My trading bias is conditional here. I respect the ETH bounce, but I don’t chase it into supply. The market is offering a clean map: $1,600 for short-term structure, $1,620-$1,656 for acceptance, and $1,571-$1,585 for downside liquidity.

That map should shape risk. Traders can wait for the market to prove direction instead of forcing a position because ETH is green on the day. The next useful signal likely comes from how price behaves around $1,656, not from the headline gain itself.

ETH is leading the bounce, but leadership only pays if it survives the supply test. Above $1,656 with acceptance, bulls get a cleaner path. Back below $1,571 after rejection, sellers regain control.

FAQ

What is the current ETH price today?

ETH is trading around $1,619, up 3.2% over the past 24 hours. That makes Ethereum the strongest listed mover versus Bitcoin, which is up about 1.5%. The key question is whether ETH can turn that relative strength into acceptance above nearby supply.

What level must Ethereum reclaim for a bullish breakout?

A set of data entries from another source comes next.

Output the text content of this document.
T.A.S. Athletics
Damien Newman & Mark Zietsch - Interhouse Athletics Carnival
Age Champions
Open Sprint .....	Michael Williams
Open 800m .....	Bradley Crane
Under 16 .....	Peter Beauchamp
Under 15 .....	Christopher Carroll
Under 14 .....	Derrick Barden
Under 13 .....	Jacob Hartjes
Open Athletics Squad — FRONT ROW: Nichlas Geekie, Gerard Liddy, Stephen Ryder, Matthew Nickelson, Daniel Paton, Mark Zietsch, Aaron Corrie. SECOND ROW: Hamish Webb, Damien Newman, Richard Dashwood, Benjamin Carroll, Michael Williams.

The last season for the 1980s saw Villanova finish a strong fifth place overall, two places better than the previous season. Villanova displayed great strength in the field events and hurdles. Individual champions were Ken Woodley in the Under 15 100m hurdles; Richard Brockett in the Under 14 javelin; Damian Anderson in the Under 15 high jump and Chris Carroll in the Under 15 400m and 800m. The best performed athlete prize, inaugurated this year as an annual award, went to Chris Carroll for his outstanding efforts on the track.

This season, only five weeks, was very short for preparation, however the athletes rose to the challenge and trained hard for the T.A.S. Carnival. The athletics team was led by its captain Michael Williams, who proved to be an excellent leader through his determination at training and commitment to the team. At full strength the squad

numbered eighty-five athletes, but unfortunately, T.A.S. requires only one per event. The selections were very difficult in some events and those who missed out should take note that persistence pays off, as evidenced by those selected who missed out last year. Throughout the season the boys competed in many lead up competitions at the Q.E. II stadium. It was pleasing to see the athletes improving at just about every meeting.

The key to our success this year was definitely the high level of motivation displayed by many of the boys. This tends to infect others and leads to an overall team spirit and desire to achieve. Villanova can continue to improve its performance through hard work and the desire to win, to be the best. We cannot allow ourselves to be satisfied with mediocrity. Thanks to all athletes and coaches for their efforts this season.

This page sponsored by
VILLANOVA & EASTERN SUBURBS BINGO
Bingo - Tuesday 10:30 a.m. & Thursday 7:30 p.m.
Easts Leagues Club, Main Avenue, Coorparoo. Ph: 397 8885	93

Ethereum needs to accept above the $1,620-$1,656 supply zone. A bullish continuation setup becomes cleaner if ETH holds above $1,600, then prints a displacement candle through $1,656 with volume follow-through instead of wicking above the level and reversing.

What would make the ETH bounce a liquidity trap?

If ETH sweeps above $1,656 but closes back below it, that would look like a classic buy-side liquidity trap. In that case, breakout buyers may be trapped, and price could rotate lower toward downside liquidity where late longs have stops clustered.

Where are the nearest ETH liquidity levels?

Near-term downside liquidity sits around $1,571-$1,585. This area may hold stop-loss orders from traders who entered late during the bounce. If ETH fails to reclaim $1,656 and then loses $1,571, bearish continuation risk becomes much stronger.

Why does Bitcoin matter for this Ethereum price analysis?

Bitcoin still drives broad crypto market structure, and recent BTC headlines remain weak as traders focus on lost post-election gains. For ETH bulls to stay in control, Ethereum needs persistent relative strength against Bitcoin, not just a one-day bounce into supply.

ETH has earned attention, not trust. The next few candles around $1,656 should tell us whether this bounce is real accumulation or another liquidity grab before sellers reload. What are you watching first: acceptance above supply or a raid into $1,571?

Disclaimer: This article is for educational purposes only and is not financial advice. Always do your own research and manage risk carefully.